New waste-to-energy methods to recover and utilize the energy in the black liquor have been developed. The use of black liquor gasification has the potential to achieve higher overall energy efficiency than the conventional recovery boiler, while generating an energy-rich syngas from the liquor. The syngas can be burnt in a gas turbine combined cycle to produce electricity (usually called BLGCC for Black Liquor Gasification Combined Cycle; similar to IGCC) or converted through catalytic processes into chemicals or fuels such as methanol, dimethyl ether (DME), or F-T diesel (usually called BLGMF for Black Liquor Gasification for Motor Fuels). This gasification technology is currently under operation in a 3 MW pilot plant at Chemrec's test facility in Piteå, Sweden. The DME synthesis step will be added in 2011 in the "BioDME" project, supported by the European Commission's Seventh Framework Programme (FP7) and the Swedish Energy Agency.

Used for biofuels production, the black liquor gasification route has been shown to have very high conversion efficiency and greenhouse gas reduction potential.

====Hydrothermal liquefaction====
Hydrothermal liquefaction is suitable for converting black liquor to advanced biofuels due to the process's ability to handle high moisture inputs.
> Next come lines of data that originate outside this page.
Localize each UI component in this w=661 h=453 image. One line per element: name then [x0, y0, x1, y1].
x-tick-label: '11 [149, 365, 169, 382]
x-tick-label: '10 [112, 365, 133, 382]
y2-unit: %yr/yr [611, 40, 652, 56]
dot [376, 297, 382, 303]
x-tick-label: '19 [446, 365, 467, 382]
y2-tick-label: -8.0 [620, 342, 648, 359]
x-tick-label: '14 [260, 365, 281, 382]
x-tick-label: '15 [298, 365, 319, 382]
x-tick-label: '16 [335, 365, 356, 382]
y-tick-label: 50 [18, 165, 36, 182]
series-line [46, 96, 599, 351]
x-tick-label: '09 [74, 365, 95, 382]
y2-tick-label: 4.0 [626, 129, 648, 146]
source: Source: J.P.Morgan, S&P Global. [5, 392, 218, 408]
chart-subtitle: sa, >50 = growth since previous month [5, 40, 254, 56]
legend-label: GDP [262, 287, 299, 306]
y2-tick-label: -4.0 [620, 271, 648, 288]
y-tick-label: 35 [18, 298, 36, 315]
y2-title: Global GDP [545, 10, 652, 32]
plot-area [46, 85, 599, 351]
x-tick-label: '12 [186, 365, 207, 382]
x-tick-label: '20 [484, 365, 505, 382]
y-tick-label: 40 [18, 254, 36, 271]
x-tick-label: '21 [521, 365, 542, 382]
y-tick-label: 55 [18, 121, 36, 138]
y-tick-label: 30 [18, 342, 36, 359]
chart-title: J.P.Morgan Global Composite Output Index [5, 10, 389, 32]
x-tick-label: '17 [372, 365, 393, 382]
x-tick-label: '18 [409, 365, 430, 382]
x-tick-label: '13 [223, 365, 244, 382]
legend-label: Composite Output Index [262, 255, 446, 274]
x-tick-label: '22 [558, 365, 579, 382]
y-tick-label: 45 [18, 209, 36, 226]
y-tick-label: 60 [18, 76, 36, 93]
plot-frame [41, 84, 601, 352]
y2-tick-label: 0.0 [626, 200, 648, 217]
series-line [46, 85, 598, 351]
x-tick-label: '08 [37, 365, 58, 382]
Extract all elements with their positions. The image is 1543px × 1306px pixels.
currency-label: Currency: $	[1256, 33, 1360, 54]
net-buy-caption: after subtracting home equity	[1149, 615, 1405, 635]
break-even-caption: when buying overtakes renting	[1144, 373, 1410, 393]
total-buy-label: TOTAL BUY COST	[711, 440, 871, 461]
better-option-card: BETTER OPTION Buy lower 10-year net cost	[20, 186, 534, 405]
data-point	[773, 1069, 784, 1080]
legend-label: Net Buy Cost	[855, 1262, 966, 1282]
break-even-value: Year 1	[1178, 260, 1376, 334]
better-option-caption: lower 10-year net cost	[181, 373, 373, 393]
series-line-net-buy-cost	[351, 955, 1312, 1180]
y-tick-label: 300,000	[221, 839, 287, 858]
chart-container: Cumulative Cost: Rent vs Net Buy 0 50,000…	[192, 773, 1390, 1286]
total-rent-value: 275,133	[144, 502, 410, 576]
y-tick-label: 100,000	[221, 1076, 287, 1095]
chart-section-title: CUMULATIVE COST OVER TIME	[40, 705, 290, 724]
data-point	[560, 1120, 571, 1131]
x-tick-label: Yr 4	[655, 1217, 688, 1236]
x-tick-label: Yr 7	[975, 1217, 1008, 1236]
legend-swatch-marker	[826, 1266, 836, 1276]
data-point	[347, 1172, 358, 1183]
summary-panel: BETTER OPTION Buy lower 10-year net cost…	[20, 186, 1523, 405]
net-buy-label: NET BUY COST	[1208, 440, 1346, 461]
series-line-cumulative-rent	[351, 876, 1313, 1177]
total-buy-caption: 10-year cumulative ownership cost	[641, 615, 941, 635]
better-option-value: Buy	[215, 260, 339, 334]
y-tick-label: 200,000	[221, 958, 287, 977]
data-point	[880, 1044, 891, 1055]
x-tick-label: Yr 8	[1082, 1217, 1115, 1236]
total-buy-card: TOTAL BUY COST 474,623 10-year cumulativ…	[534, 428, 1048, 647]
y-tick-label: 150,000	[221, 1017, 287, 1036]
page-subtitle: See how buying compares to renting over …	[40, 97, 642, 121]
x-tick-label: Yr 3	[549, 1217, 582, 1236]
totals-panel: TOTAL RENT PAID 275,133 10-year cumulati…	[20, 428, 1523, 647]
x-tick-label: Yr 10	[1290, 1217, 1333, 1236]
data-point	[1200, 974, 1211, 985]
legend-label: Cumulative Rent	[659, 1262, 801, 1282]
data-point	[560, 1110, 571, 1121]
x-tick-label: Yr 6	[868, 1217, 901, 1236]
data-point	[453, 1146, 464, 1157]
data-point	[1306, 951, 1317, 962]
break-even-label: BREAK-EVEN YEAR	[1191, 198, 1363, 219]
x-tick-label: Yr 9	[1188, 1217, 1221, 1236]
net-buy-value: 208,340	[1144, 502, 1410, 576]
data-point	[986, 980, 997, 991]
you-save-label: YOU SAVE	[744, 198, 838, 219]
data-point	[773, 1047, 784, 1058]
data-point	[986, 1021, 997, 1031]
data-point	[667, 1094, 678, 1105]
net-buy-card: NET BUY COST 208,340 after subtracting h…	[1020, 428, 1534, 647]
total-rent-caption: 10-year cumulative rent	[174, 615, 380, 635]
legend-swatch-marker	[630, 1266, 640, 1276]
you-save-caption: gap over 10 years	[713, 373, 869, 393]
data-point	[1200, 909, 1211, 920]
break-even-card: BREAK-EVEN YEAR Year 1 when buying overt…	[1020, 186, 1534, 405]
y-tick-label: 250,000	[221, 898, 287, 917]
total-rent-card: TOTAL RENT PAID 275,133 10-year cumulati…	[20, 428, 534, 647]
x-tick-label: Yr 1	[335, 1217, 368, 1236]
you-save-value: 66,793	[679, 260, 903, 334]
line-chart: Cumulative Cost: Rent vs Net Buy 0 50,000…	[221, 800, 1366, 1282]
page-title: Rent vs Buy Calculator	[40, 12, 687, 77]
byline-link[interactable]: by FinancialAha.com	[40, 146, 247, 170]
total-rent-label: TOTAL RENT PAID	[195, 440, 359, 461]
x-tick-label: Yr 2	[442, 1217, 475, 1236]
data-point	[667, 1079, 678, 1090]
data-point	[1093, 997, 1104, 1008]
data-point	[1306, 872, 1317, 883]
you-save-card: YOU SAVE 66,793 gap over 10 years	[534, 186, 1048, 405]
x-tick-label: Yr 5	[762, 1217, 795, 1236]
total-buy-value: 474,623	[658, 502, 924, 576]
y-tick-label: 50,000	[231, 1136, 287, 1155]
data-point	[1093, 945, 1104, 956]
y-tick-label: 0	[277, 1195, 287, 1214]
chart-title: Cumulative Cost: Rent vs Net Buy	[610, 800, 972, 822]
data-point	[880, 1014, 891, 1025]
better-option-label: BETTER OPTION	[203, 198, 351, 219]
====Extraction of lignin====
Where recovery boiler capacity is limited and a bottleneck in the pulp mill, the lignin in the black liquor may be extracted, then exported or used as fuel in the mill's lime kiln. This often replaces fossil-based fuel with biofuel.

==U.S. tax credit 2007–2010==
A tax credit created by the U.S. Congress in 2005 as part of the 2005 Highway Bill to reward and support the use of liquid alternative fuel derived from hydrocarbons in the transportation sector was expanded in 2007 to include non-mobile uses of liquid alternative fuel derived from biomass. This change meant that, in addition to fish processors, animal renderers and meat packers, kraft pulp producers became eligible for the tax credit as a result of their generation and use of black liquor to make energy. For one large company (International Paper) this could amount to as much as $3.7 billion in benefits. Weyerhaeuser announced in May 2009 that it was also pursuing the tax credit. Some paper industry analysts criticized the paper industry's eligibility for the alternative fuel mix tax credit on the grounds that it increased fossil fuel use, but the industry countered that adding a fossil fuel was a requirement of the law and that, regardless, this did not result in a net increase in fossil fuel use since companies were merely replacing the existing fossil fuel they already mixed with black liquor—natural gas—with one of the three fuels specified by the law: gasoline, kerosene or diesel. The bio-fuel credit for black liquor ended on January 1, 2010.